Harris hasn’t spoken with Republican leaders about the border, her aides say now, because she was never supposed to be dealing with the border—she was supposed to be handling migration-related diplomacy with Latin American countries. She’s going to Guatemala and Mexico in June to meet with leaders there, because that’s the assignment. Pretty much everyone—reporters, members of Congress, advocates—gets confused about what the parameters of her role are. On a Friday afternoon last month, for example, the White House announced one policy on refugee caps, and then, a few hours later—after being bombarded for sticking to Trump policy by Representative Alexandria Ocasio-Cortez of New York and Senate Majority Whip Dick Durbin of Illinois—announced another, higher cap. Theoretically, this change had something to do with the immigration crisis that Harris was supposedly managing, because refugees are fleeing dangerous conditions at home. But as far as most people could tell, Harris wasn’t a key player in the discussions leading up to the first cap, or the revised one. [Washington Democratic representative Pramila] Jayapal, who is a leader on the refugee issue, called the process “incomprehensible,” and said she hadn’t even thought to go to Harris to ask for an intervention.
Funny how the much-despised Donald Trump managed to handle the “multinational, multilayer” problem by enforcing border controls, stopping illegal aliens from coming here in the first place and building a border wall.
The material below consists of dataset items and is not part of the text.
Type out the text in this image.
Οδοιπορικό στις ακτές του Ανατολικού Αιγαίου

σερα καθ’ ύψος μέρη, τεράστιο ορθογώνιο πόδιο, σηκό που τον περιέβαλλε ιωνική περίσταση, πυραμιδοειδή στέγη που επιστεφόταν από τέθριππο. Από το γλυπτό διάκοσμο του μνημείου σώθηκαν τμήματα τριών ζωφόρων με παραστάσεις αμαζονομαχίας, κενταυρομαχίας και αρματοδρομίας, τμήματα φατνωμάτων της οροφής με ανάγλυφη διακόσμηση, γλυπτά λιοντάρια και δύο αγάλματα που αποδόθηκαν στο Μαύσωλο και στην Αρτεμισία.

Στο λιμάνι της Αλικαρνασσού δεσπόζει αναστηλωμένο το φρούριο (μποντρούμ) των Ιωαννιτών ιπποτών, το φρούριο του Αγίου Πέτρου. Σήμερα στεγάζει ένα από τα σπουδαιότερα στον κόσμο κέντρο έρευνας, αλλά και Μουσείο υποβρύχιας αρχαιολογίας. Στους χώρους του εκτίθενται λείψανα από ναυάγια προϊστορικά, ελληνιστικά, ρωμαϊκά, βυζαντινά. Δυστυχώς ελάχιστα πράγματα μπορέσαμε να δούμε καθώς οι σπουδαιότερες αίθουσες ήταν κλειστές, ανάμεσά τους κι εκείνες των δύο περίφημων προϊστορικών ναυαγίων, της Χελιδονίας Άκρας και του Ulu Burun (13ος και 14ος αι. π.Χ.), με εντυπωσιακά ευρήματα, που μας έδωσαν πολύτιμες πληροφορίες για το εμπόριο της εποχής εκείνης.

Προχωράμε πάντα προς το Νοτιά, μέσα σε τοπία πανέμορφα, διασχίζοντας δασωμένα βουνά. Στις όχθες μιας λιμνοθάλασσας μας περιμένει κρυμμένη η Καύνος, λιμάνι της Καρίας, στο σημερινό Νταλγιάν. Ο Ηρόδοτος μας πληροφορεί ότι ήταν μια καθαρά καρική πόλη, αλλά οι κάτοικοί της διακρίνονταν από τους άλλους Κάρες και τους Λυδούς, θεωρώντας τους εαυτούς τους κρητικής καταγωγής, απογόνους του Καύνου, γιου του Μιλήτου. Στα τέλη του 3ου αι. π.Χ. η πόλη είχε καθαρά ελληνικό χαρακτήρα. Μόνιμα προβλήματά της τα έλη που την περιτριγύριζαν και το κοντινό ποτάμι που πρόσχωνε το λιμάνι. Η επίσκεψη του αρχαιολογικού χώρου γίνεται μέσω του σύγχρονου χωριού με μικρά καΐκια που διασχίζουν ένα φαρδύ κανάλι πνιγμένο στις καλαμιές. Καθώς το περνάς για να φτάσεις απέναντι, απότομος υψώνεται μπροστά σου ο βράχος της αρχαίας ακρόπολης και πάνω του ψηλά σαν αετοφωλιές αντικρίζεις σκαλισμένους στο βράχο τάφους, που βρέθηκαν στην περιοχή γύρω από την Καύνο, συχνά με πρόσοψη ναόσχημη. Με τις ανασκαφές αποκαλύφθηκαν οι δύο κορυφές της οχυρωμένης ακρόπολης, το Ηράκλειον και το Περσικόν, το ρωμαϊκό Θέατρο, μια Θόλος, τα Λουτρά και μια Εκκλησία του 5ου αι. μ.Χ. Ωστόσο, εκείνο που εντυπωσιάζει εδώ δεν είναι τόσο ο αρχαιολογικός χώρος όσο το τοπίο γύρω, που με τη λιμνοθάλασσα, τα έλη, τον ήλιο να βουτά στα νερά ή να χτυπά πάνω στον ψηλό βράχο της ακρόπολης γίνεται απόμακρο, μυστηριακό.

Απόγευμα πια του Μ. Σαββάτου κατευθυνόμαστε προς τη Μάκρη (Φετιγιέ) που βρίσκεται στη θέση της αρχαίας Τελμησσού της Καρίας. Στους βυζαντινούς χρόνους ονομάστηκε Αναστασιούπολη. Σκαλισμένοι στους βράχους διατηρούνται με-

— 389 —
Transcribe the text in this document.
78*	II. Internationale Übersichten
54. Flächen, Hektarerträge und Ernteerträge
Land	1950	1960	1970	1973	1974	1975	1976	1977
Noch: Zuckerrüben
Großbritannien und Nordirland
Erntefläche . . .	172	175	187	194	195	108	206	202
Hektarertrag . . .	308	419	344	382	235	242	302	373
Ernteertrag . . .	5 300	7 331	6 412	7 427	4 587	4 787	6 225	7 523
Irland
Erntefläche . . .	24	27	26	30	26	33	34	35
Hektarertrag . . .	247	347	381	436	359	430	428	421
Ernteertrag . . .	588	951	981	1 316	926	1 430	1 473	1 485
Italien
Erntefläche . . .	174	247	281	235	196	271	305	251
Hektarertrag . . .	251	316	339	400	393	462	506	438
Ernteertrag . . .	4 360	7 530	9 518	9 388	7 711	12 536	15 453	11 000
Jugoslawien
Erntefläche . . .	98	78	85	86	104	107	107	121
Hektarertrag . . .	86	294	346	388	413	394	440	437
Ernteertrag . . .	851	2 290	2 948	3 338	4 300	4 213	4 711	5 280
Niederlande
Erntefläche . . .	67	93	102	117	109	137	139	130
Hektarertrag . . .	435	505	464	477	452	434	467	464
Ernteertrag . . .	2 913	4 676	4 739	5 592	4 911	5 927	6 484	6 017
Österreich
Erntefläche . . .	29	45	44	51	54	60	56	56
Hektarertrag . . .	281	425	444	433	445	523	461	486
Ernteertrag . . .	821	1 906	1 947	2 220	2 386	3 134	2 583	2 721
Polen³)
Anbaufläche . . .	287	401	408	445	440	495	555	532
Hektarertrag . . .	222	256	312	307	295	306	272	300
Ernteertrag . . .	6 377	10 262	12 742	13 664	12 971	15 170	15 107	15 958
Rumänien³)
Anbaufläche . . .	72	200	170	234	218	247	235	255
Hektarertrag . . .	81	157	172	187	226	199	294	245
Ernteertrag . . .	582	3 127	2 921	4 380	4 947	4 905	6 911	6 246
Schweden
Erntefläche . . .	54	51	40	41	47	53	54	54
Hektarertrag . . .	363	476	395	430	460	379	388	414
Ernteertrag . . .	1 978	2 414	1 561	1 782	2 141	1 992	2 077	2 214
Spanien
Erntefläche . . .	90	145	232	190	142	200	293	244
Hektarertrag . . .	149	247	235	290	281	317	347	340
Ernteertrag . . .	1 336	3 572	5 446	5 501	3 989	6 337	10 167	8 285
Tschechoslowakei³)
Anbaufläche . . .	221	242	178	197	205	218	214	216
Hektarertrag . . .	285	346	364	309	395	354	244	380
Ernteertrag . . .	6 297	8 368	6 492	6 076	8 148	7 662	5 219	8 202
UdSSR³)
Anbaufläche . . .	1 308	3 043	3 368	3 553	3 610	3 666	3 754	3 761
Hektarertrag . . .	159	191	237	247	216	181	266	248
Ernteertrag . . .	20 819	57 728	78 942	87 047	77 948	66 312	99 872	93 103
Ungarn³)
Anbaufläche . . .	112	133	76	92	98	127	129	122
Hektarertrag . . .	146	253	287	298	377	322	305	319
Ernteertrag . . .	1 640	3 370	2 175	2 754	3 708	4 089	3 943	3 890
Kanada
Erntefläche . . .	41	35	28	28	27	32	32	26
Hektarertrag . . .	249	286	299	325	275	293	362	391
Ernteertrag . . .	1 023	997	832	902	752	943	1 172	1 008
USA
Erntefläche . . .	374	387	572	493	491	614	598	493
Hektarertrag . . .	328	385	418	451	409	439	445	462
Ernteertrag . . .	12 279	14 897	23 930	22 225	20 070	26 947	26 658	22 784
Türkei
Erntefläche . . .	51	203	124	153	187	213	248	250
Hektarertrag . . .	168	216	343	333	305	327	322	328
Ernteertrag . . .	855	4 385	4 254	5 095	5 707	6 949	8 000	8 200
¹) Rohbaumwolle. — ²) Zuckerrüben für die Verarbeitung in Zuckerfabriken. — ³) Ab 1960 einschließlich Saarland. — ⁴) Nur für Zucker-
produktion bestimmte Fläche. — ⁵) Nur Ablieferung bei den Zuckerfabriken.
That may have been imperfect solutions, but they were manifestly better at controlling the border than the Biden Administration’s abandonment of them. This is because Democrats don’t want to control the border because they view every illegal alien as an undocumented Democratic Party voter.
These days, when friends and allies try to reach out, they often can’t get through (she got a new cellphone after being elected, for national-security reasons). When she sees friends from her pre–Naval Observatory life who tell her they’d like to connect her to some cause or supporter who might be helpful down the road, she’ll tell them that they should talk to her sister and closest confidante, Maya Harris, who’s not on staff and who often tangled with aides during her presidential campaign.
So Maya Harris is the bagman and cutout, a convenient role to channel communication through. Presumably she’s much more discreet than hunter Biden in this role.
Being in a bubble leads Harris to talk in terms like “human infrastructure,” by which she means measures such as child care. Human infrastructure is one of those self-defeating phrases that some liberals like to popularize. Even most Democrats roll their eyes at it; Republicans think that it’s too “woke.”
Note the scare quotes around “woke,” as though it’s some inexplicable, imaginary thing.
Is her more stilted approach one reason the administration doesn’t put her on television or send her to talk to members of Congress as much as, say, Transportation Secretary Pete Buttigieg? No, West Wing aides insist: She’s just busy actually building the administration’s policies.
Sure she is.
Read between the lines and you see the same Kamala Harris we saw in the 2020 Presidential campaign: A maladroit, out-of-touch, hard-left political novice championing divisive social justice causes and language who was in over her head and was singularly unable to connect voters despite reams of fawning political coverage of he from the Democratic Media Complex. She’s a slow learner who’s never run a successful competitive political race in her life, and her current performance (and the Biden Administration’s disasterous policies) suggests she never will.